Tonguç Baba’nın Ölçekli Dursun’a yazdığı, mücadelesini kutladığı, gözlerinden öptüğü o mektubun bir kısmı bugün Ardahan’da Dursun Akçam Kültürevi duvarında ipek bir halıya işlenmiş olarak asılıdır (Bu halıya o mektubu işleyen de Gönan Köy Enstitülü Ahmet Aksoy’dur)…
Cılavuz Köy Enstitüsü’nü bitirdikten sonra Kağızman köylerinde öğretmenlik, sonra Ölçek Köyü İlkokulu Başöğretmenliği, sonra Ankara Gazi Eğitim Enstitüsü Türk Dili ve Edebiyatı bölümü… Sonra Ardahan Ortaokulu’nda kısa bir dönem öğretmenlik. Arkasından 27 Mayıs 1960’a denk gelecek yedeksubaylığı…
Keskin Ortaokulu Müdürlüğü, Kırıkkale Lisesi Müdür Yardımcılığı… Yazarlığa atılan ilk adımlar ve öğretmen sendikası mücadelesi yan yana… Kırıkkaleli öğretmenlerle birlikte Anıtkabir’e yapılan ülke tarihine geçecek ilk öğretmen yürüyüşünün önderi olacaktır Dursun Akçam… Milliyet Gazetesi Ali Naci Karacan Ödülü’nü Analar ve Çocuklar adli röportajla kazanma. Ardından Maral adlı öykü kitabı ve diğerleri…
Türkiye Öğretmen Dernekleri Milli Federasyonu’ndan Türkiye Öğretmenler Sendikası (TÖS) yöneticiliğine… 12 Mart 1971 darbesinden sonra tutuklanma… Bir yıla yakın cezaevi…
Sonrasında arka arkaya çıkan kitaplar.
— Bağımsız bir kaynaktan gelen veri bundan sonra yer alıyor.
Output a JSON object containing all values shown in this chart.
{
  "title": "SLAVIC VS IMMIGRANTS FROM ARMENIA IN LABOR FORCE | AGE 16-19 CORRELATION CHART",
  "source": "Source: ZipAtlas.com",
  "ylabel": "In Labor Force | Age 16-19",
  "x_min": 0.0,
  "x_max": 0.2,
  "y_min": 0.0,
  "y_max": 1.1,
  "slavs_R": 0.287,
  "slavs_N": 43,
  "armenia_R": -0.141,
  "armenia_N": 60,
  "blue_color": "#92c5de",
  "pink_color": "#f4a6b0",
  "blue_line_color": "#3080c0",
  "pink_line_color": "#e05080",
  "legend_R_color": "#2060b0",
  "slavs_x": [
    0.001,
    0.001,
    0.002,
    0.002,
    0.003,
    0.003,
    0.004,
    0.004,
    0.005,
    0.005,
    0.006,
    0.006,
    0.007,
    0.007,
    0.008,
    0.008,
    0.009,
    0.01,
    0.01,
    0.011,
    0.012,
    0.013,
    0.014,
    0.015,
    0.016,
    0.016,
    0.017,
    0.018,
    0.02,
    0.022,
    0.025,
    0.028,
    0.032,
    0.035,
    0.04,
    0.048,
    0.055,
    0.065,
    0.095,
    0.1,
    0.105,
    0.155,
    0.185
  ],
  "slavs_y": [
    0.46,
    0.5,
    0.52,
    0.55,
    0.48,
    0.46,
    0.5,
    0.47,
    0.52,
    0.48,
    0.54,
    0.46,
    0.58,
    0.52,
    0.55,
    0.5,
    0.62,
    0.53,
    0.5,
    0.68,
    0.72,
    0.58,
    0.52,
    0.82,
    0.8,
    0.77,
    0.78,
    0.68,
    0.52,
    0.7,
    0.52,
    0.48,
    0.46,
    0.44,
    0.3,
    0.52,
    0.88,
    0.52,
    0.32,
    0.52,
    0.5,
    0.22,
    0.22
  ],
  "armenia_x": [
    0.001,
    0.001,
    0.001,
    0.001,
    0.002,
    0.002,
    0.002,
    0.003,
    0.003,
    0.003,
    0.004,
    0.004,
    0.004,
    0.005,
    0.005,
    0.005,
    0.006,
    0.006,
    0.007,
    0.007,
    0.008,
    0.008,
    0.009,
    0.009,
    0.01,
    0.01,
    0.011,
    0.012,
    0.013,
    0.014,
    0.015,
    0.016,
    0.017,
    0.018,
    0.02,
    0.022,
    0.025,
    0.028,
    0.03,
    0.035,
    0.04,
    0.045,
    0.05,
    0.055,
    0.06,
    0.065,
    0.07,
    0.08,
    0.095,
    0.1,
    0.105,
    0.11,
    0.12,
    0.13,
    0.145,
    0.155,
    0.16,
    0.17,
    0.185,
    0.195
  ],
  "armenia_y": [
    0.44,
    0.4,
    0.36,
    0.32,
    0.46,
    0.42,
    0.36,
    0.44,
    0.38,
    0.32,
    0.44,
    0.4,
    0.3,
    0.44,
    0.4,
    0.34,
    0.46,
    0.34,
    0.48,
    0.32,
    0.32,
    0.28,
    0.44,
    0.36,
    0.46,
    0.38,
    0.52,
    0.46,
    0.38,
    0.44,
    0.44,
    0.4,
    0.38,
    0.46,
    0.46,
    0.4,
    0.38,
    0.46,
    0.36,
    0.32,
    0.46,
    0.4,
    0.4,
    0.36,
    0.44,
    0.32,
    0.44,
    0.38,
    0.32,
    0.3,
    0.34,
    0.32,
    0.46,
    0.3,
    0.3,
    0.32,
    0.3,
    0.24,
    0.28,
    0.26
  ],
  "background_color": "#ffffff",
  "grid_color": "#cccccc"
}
Altın Portakal Öykü Ödülü Haley ile… Türk Dil Kurumu Roman ödülü, Kanlıderenin Kurtları’na…
Demokrat Gazetesi sahipliği ve yöneticiliği… Faşist çetelerin vurulacak aydınlar listesinde yer alan adı… Gelecek askeri darbe söylentileri de eklenince üstüne… On bir yıl sürecek Almanya sığınmacılığı başlayacak… Hamburg Belediye Kütüphanesi’ndeki çalışmalarının ürünü Hamburg kıyılarında bir yere adının verilmesi olacak…
1991yılı Türkiye dönüşünde dönemin Adalet Bakanı tarafından garanti verilmiş olmasına karşın tam 16 adet hakkında çıkarılmış “tahdit” ile gözaltına alınacak ve o tahditler kaldırılana kadar, Ankara Emniyet Sarayı Dal Blok’ta bir tahta sıranın üstünde yatacak… Her biri diğerinden değerli sayılabilecek onun üzerinde önemli yapıt, öğretmen ve halk mücadelesine adanmış bir ömür…
Daha neler söylenebilir ki onun için… Bir kez daha deneyeceğiz.